Last night I was wondering out loud on Twitter whether all children still receive their entitlement to a “balanced and broadly based” curriculum. The question came into my mind because I had been trying to get some information about the Year 7 SATs resits that the government is introducing from December 2017. I was thinking about what can happen in Year 6 at the moment, where a narrow focus on ‘passing SATs’ can become the be-all and end-all of the final year of primary. And I was wondering how this might filter into Year 7, with the introduction of the new tests. After my tweet, I was sent stories of schools where PE has been dropped from the Year 6 curriculum, and others that have days on which children do double Maths and double English, instead of anything resembling a normal school day. And I got to worrying a lot about how the first year of secondary school will look for the children who take the tests in May and who do not reach the “expected standard”. At the moment, this page offers minimal clues about the DfE’s plans:
“We will introduce compulsory resit tests in December 2017 in English reading and maths for year 7 pupils who do not reach the required standard at the end of key stage 2. Sample tests will be available in December 2016 to help schools prepare. Schools may use these sample tests with their pupils if they wish.”

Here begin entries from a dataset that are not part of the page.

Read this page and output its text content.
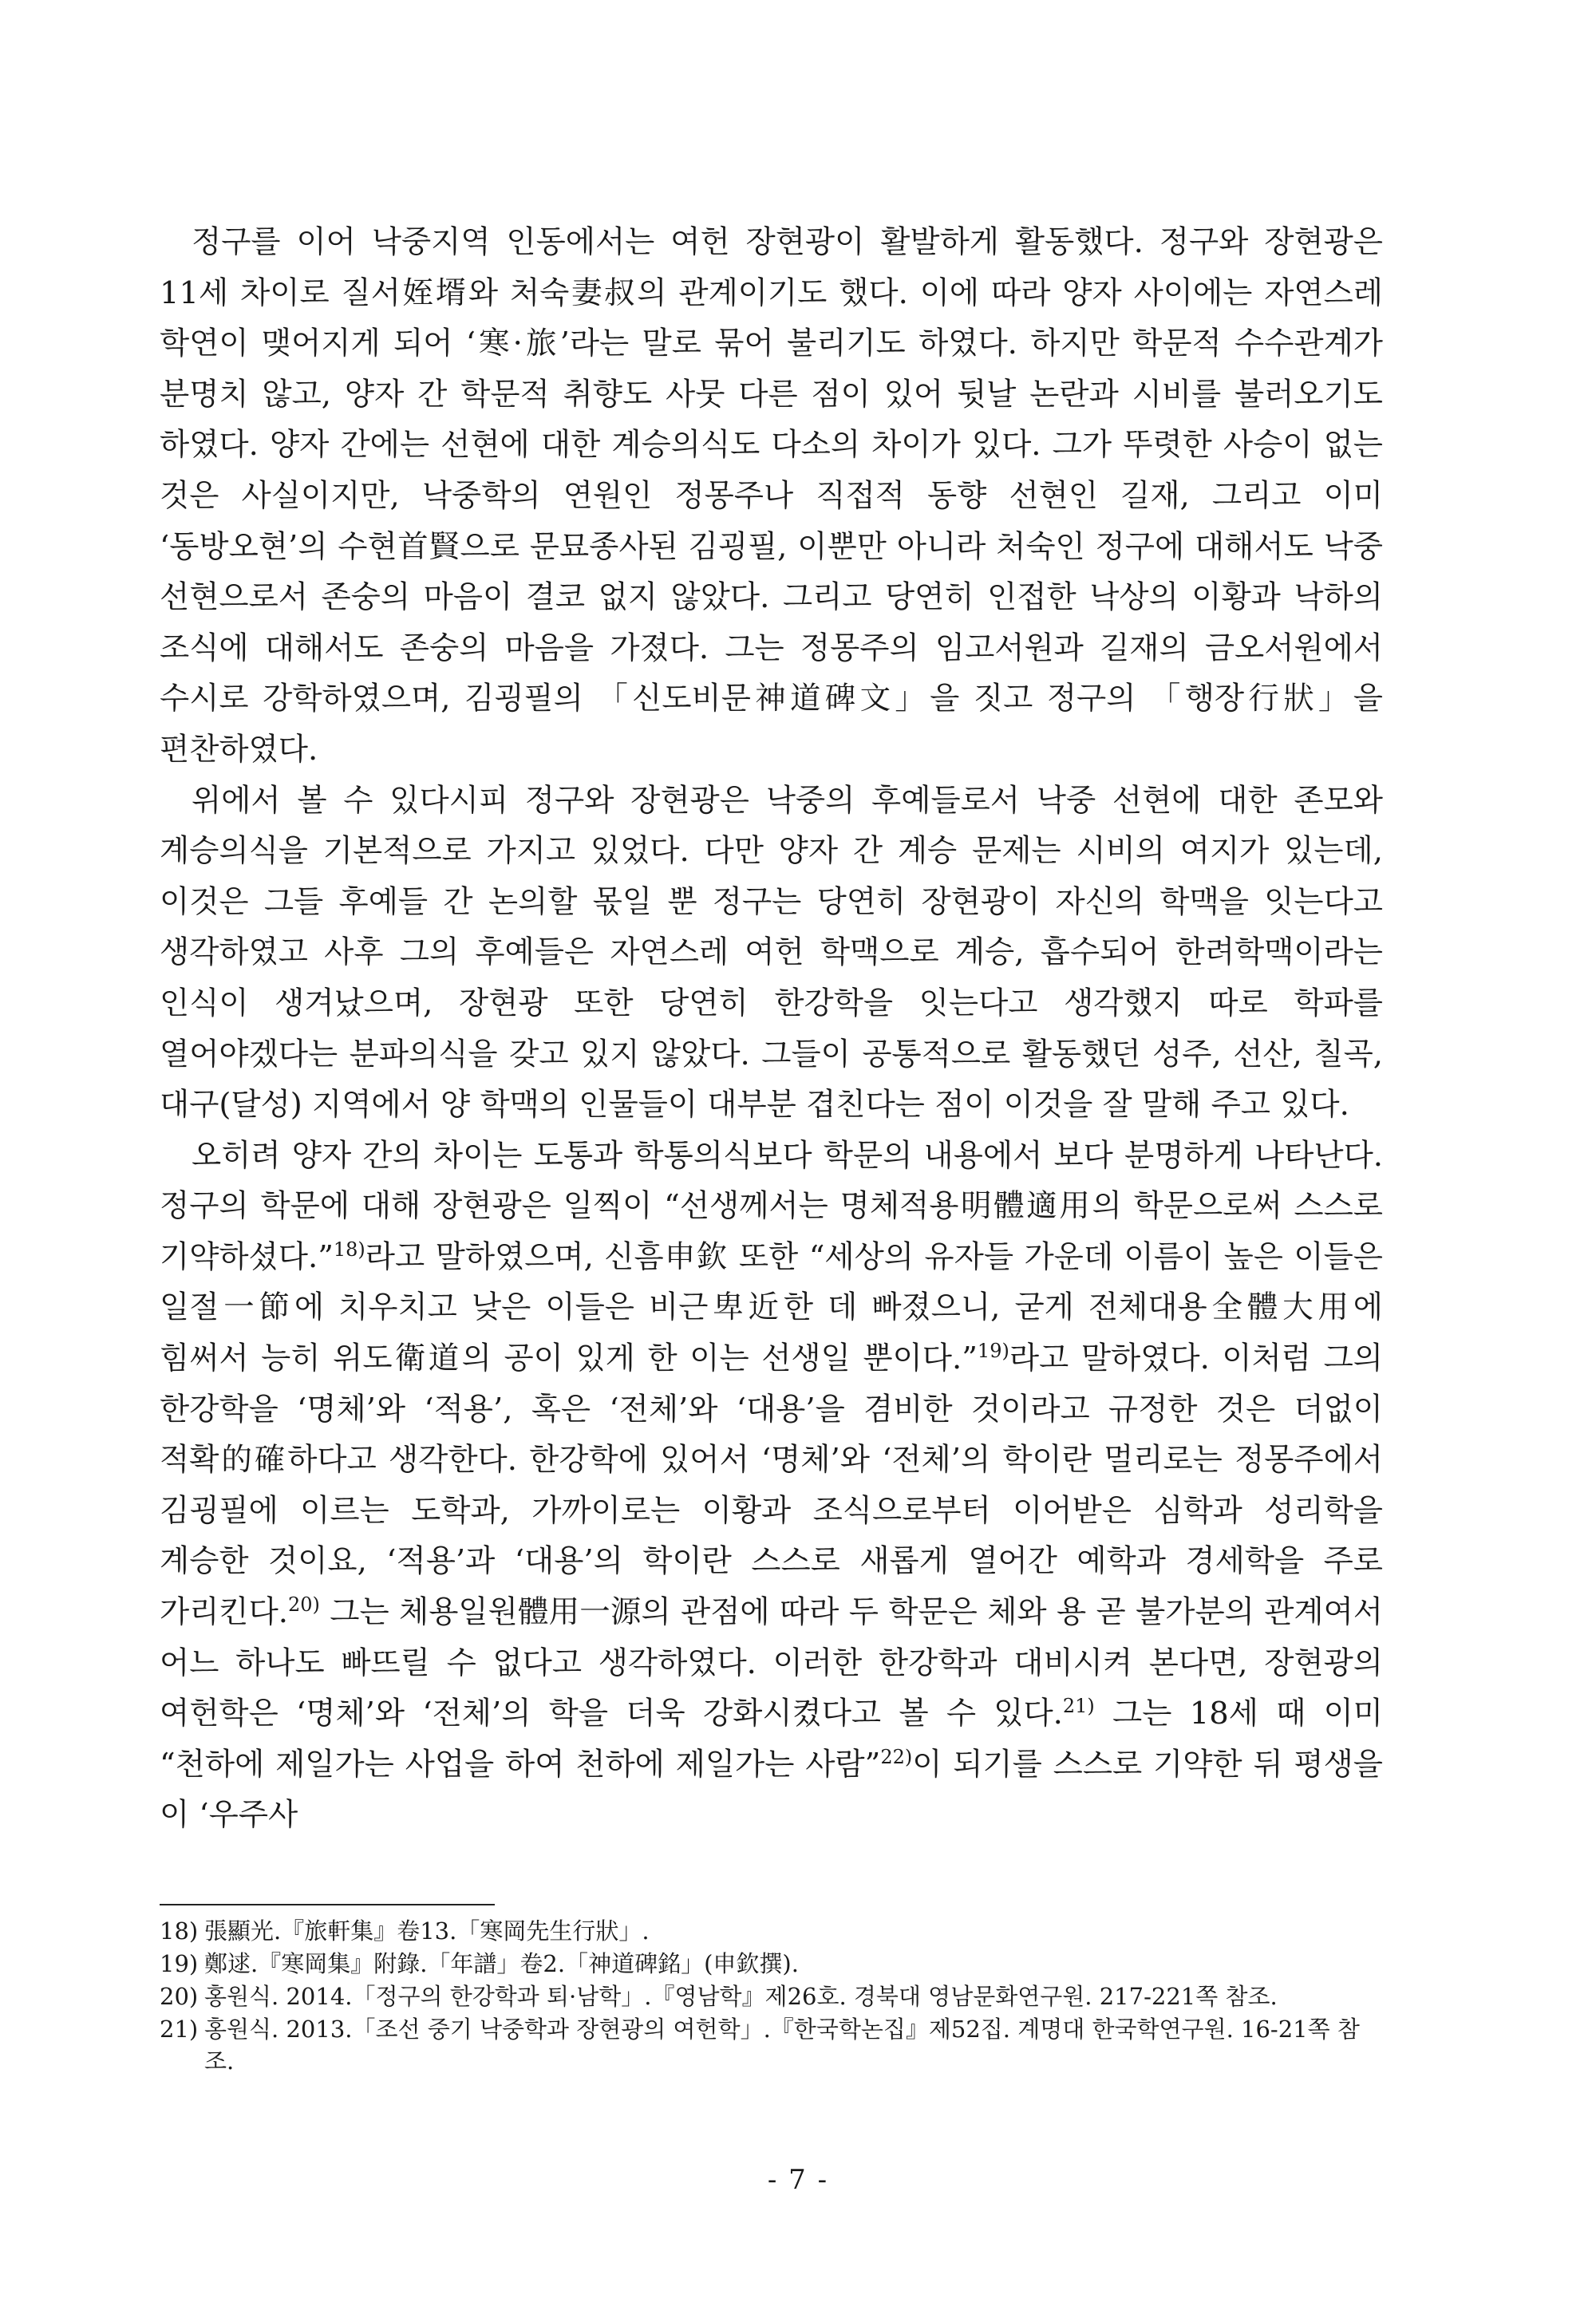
정구를 이어 낙중지역 인동에서는 여헌 장현광이 활발하게 활동했다. 정구와 장현광은 11세 차이로 질서姪壻와 처숙妻叔의 관계이기도 했다. 이에 따라 양자 사이에는 자연스레 학연이 맺어지게 되어 ‘寒·旅’라는 말로 묶어 불리기도 하였다. 하지만 학문적 수수관계가 분명치 않고, 양자 간 학문적 취향도 사뭇 다른 점이 있어 뒷날 논란과 시비를 불러오기도 하였다. 양자 간에는 선현에 대한 계승의식도 다소의 차이가 있다. 그가 뚜렷한 사승이 없는 것은 사실이지만, 낙중학의 연원인 정몽주나 직접적 동향 선현인 길재, 그리고 이미 ‘동방오현’의 수현首賢으로 문묘종사된 김굉필, 이뿐만 아니라 처숙인 정구에 대해서도 낙중 선현으로서 존숭의 마음이 결코 없지 않았다. 그리고 당연히 인접한 낙상의 이황과 낙하의 조식에 대해서도 존숭의 마음을 가졌다. 그는 정몽주의 임고서원과 길재의 금오서원에서 수시로 강학하였으며, 김굉필의 「신도비문神道碑文」을 짓고 정구의 「행장行狀」을 편찬하였다.

위에서 볼 수 있다시피 정구와 장현광은 낙중의 후예들로서 낙중 선현에 대한 존모와 계승의식을 기본적으로 가지고 있었다. 다만 양자 간 계승 문제는 시비의 여지가 있는데, 이것은 그들 후예들 간 논의할 몫일 뿐 정구는 당연히 장현광이 자신의 학맥을 잇는다고 생각하였고 사후 그의 후예들은 자연스레 여헌 학맥으로 계승, 흡수되어 한려학맥이라는 인식이 생겨났으며, 장현광 또한 당연히 한강학을 잇는다고 생각했지 따로 학파를 열어야겠다는 분파의식을 갖고 있지 않았다. 그들이 공통적으로 활동했던 성주, 선산, 칠곡, 대구(달성) 지역에서 양 학맥의 인물들이 대부분 겹친다는 점이 이것을 잘 말해 주고 있다.

오히려 양자 간의 차이는 도통과 학통의식보다 학문의 내용에서 보다 분명하게 나타난다. 정구의 학문에 대해 장현광은 일찍이 “선생께서는 명체적용明體適用의 학문으로써 스스로 기약하셨다.”$^{18)}$라고 말하였으며, 신흠申欽 또한 “세상의 유자들 가운데 이름이 높은 이들은 일절一節에 치우치고 낮은 이들은 비근卑近한 데 빠졌으니, 굳게 전체대용全體大用에 힘써서 능히 위도衛道의 공이 있게 한 이는 선생일 뿐이다.”$^{19)}$라고 말하였다. 이처럼 그의 한강학을 ‘명체’와 ‘적용’, 혹은 ‘전체’와 ‘대용’을 겸비한 것이라고 규정한 것은 더없이 적확的確하다고 생각한다. 한강학에 있어서 ‘명체’와 ‘전체’의 학이란 멀리로는 정몽주에서 김굉필에 이르는 도학과, 가까이로는 이황과 조식으로부터 이어받은 심학과 성리학을 계승한 것이요, ‘적용’과 ‘대용’의 학이란 스스로 새롭게 열어간 예학과 경세학을 주로 가리킨다.$^{20)}$ 그는 체용일원體用一源의 관점에 따라 두 학문은 체와 용 곧 불가분의 관계여서 어느 하나도 빠뜨릴 수 없다고 생각하였다. 이러한 한강학과 대비시켜 본다면, 장현광의 여헌학은 ‘명체’와 ‘전체’의 학을 더욱 강화시켰다고 볼 수 있다.$^{21)}$ 그는 18세 때 이미 “천하에 제일가는 사업을 하여 천하에 제일가는 사람”$^{22)}$이 되기를 스스로 기약한 뒤 평생을 이 ‘우주사

18) 張顯光.『旅軒集』卷13.「寒岡先生行狀」.
19) 鄭逑.『寒岡集』附錄.「年譜」卷2.「神道碑銘」(申欽撰).
20) 홍원식. 2014.「정구의 한강학과 퇴·남학」.『영남학』제26호. 경북대 영남문화연구원. 217-221쪽 참조.
21) 홍원식. 2013.「조선 중기 낙중학과 장현광의 여헌학」.『한국학논집』제52집. 계명대 한국학연구원. 16-21쪽 참조.
- 7 -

SATs resits in Year 7 are an absolutely terrible idea, for a veritable host of reasons. The first and most obvious one being that it is crazy to expect secondary schools to be able to get a child to reach the ‘expected standard’ in three months (after a long summer holiday) when his or her primary school did not get him or her to that point in seven years. The resit idea seems to rest on the assumption that the child did not ‘pass’ because of a flaw in the primary school, rather than because of some kind of need or learning difficulty in the actual child. The children who will have to resit these tests have already spent their last year of primary mired in failure. What on earth will it do to their confidence to be entered again barely 3 months into their secondary careers? The second reason that this idea is stupid is because of transition: we already know that children drop back in their learning in Year 7. Why on earth would we decide to compound the problems of transition by adding the stress of a test they must ‘pass’ after less than 100 days at a new school? But the biggest reason why this idea is so worrying is because of what will (almost inevitably) happen to the curriculum for these children. I can already imagine the interventions, and the narrow set of subjects, and the after school classes. What kind of way is this to inspire children as they begin a new chapter in their lives?

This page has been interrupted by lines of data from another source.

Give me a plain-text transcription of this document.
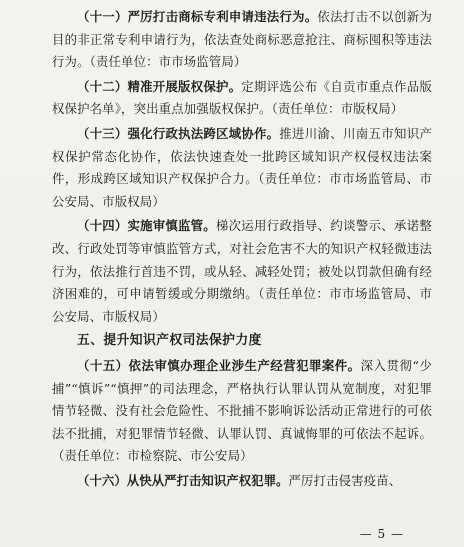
（十一）严厉打击商标专利申请违法行为。依法打击不以创新为目的非正常专利申请行为，依法查处商标恶意抢注、商标囤积等违法行为。（责任单位：市市场监管局）

（十二）精准开展版权保护。定期评选公布《自贡市重点作品版权保护名单》，突出重点加强版权保护。（责任单位：市版权局）

（十三）强化行政执法跨区域协作。推进川渝、川南五市知识产权保护常态化协作，依法快速查处一批跨区域知识产权侵权违法案件，形成跨区域知识产权保护合力。（责任单位：市市场监管局、市公安局、市版权局）

（十四）实施审慎监管。梯次运用行政指导、约谈警示、承诺整改、行政处罚等审慎监管方式，对社会危害不大的知识产权轻微违法行为，依法推行首违不罚，或从轻、减轻处罚；被处以罚款但确有经济困难的，可申请暂缓或分期缴纳。（责任单位：市市场监管局、市公安局、市版权局）

五、提升知识产权司法保护力度

（十五）依法审慎办理企业涉生产经营犯罪案件。深入贯彻“少捕”“慎诉”“慎押”的司法理念，严格执行认罪认罚从宽制度，对犯罪情节轻微、没有社会危险性、不批捕不影响诉讼活动正常进行的可依法不批捕，对犯罪情节轻微、认罪认罚、真诚悔罪的可依法不起诉。（责任单位：市检察院、市公安局）

（十六）从快从严打击知识产权犯罪。严厉打击侵害疫苗、

— 5 —
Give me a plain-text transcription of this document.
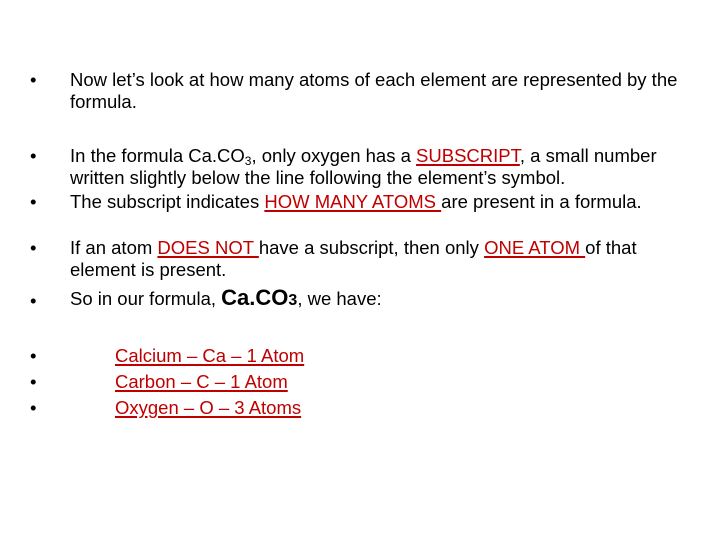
• Now let’s look at how many atoms of each element are represented by the formula.
• In the formula $Ca.CO_3$, only oxygen has a SUBSCRIPT, a small number written slightly below the line following the element’s symbol.
• The subscript indicates HOW MANY ATOMS are present in a formula.
• If an atom DOES NOT have a subscript, then only ONE ATOM of that element is present.
• So in our formula, Ca.CO3, we have:
•	Calcium – Ca – 1 Atom
•	Carbon – C – 1 Atom
•	Oxygen – O – 3 Atoms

Between the village where I live and the main road into Bristol is a section of road called “The Narrows”. I don’t think that this is the official, ordnance survey map name for this bit of road. It is just a nickname that it has been given in local parlance. As you might have guessed, this section of road is where it literally ‘narrows’, down to a single lane. High, muddy banks close in on either side. Trees loom over the road, cutting out the light. There are regular mud falls from the banks, and bits of stone break loose onto the road. Those of us who live locally understand that, as you approach The Narrows, you need to slow down and check for oncoming traffic. You can’t quite see to the end of the narrow section, so it is all too easy to zoom into The Narrows and then get trapped as a vehicle comes towards you, and another follows behind. There are stories of gridlock in The Narrows, epic tales of people trapped for hours, that have made their way into local folklore. It is incredibly easy to get sucked into The Narrows, and trapped, and it can be horribly hard to break out. This, then, is how I imagine these poor children, made to resit their SATs endlessly, until they finally reach the ‘expected standard’. Trapped in a dark and claustrophobic place called The Narrows. Engaged in an increasingly desperate attempt to break on through to the other side, where the kind of curriculum they are entitled to lies just out of reach.